Referring to FIGURE 1, there is illustrated a gaseous discharge device comprising an embodiment of the present invention and generally designated 10. The device includes a ceramic and metal envelope 11 which contains an inert gas, such as Xenon, at approximately 100 microns of pressure and comprises coaxially arranged upper and lower cylindrical ceramic insulators or wall sections 12 and 13, respectively, and upper and lower metal end caps or disk-like members 14 and 15, respectively. Each of the end caps 14 and 15 includes on its inner side an annular shoulder 16 which is dimensioned to extend into the corresponding end of the respective ceramic wall section 12 or 13. This arrangement serves to facilitate assembly of the tube envelope sections and to insure concentricity thereof.
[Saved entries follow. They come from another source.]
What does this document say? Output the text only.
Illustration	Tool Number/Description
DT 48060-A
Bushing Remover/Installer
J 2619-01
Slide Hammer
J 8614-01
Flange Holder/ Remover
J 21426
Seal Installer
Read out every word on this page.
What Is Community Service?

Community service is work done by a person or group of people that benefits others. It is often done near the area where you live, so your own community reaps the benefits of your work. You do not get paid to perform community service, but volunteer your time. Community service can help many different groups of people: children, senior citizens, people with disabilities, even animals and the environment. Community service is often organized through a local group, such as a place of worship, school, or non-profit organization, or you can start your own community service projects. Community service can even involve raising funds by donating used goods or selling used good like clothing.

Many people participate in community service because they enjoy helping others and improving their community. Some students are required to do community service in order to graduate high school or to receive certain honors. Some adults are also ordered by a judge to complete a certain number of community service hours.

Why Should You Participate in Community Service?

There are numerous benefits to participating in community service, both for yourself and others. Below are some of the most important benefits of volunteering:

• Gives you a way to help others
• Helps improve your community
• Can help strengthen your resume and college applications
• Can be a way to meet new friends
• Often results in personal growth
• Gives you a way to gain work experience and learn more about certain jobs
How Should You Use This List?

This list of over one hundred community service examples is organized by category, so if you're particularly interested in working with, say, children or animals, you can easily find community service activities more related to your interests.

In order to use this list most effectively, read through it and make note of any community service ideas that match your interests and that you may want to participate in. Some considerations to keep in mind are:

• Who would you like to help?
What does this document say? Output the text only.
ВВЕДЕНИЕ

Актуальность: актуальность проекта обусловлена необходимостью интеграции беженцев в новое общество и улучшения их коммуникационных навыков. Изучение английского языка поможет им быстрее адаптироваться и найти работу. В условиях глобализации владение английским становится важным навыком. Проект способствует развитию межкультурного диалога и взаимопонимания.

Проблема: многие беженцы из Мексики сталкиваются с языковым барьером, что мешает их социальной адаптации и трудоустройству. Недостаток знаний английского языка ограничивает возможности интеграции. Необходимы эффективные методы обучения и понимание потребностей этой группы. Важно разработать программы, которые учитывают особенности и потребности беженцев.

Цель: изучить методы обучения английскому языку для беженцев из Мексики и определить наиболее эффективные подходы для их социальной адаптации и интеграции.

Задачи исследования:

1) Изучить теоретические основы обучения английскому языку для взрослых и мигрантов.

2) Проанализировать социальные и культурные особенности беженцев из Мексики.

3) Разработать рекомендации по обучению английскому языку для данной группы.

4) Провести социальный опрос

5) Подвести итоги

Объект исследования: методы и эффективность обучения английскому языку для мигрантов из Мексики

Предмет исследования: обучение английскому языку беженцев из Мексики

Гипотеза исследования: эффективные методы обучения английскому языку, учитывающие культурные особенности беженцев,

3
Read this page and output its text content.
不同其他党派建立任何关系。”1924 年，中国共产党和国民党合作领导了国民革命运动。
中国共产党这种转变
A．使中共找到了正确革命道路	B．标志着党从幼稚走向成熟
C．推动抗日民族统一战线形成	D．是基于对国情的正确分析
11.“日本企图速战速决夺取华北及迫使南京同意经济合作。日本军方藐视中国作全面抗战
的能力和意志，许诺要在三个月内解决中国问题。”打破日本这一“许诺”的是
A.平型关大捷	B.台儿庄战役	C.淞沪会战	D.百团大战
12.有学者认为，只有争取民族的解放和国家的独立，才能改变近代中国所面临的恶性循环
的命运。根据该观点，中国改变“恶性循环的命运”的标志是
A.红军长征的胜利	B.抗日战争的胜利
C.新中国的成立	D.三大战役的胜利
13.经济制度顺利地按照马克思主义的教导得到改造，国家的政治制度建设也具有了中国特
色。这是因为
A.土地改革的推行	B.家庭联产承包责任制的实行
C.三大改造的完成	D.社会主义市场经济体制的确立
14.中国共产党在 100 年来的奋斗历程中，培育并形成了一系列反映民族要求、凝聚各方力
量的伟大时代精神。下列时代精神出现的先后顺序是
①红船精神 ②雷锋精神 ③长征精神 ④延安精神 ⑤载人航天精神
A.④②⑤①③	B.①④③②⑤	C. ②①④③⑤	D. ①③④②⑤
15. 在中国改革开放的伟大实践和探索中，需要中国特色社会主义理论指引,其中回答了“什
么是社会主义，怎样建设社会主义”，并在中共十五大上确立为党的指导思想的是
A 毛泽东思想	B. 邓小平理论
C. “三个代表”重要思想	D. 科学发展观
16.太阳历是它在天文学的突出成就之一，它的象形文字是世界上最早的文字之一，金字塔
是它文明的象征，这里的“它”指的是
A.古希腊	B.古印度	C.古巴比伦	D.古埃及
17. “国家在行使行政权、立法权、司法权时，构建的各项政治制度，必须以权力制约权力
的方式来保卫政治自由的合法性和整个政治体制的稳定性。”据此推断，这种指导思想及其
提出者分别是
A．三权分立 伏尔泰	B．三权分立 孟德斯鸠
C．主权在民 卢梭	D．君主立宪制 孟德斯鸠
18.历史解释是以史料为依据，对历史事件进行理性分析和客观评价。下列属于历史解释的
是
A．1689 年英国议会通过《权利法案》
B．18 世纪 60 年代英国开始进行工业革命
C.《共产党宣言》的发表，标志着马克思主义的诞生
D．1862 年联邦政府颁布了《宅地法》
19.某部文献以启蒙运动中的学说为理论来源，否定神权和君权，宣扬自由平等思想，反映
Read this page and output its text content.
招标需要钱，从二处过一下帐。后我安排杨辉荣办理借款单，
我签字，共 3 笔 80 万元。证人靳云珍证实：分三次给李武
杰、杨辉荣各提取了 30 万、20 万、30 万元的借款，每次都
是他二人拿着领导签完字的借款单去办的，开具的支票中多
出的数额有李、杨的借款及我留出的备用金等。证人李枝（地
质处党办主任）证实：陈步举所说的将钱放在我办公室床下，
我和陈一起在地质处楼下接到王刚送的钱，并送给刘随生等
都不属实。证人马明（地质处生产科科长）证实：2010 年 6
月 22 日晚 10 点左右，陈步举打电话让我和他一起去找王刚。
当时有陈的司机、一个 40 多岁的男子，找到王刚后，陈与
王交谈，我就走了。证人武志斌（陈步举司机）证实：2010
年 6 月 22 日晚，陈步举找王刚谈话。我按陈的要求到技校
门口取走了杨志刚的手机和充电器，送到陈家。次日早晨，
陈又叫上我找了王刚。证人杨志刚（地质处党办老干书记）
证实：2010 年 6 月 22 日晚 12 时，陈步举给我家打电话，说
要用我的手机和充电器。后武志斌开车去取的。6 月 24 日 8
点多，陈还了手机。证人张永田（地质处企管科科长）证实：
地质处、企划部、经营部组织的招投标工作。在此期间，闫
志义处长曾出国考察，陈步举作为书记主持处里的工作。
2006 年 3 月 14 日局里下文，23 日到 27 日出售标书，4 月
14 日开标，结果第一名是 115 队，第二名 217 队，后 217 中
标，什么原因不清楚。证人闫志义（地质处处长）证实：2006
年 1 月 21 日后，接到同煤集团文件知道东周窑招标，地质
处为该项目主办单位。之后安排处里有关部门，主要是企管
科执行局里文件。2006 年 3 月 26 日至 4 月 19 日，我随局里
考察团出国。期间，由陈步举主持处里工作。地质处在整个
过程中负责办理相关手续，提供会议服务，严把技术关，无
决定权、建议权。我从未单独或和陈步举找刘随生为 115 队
Also included in the envelope structure is an annular of washerlike contact and electrode support member 17 which is interposed between the opposed ends of the insulators 12 and 13. Each side of the member 17 is formed to include a shoulder 16 for extending into the opposite ends of the ceramic sections 12 and 13. This feature also is adapted for facilitating stacking of the parts and assembly of the tube as well as concentricity of the parts in the finished envelope.

The metal members 14, 15 and 17 are preferably formed of titanium. However, the present invention is operative if zirconium replaces the titanium in whole or in part. The insulators 12 and 13 are formed of a suitable ceramic which is adapted for matching the thermal expansion of titanium and thus facilitates bonding thereto and subsequent use of the device at varying temperatures without adversely affecting the ceramic of the bonds between the ceramic and metail members. A group of ceramics found to be suitable are generally known in the art and available under the denomination Forsterites. One such Forsterite is disclosed and claimed in US. Patent No. 2,912,340 of A. G. Pincus issued November 10, 1959, and assigned to the same assignee as the present invention. Another ceramic which is particularly suitable for use in constructing the present device is the Forsterite-Spinel disclosed and claimed in copending U.S. application S.N. 831,510 of R. H. Bristow, filed August 4, 1959, now Patent No. 3,060,040, and assigned to the same assignee as the present invention.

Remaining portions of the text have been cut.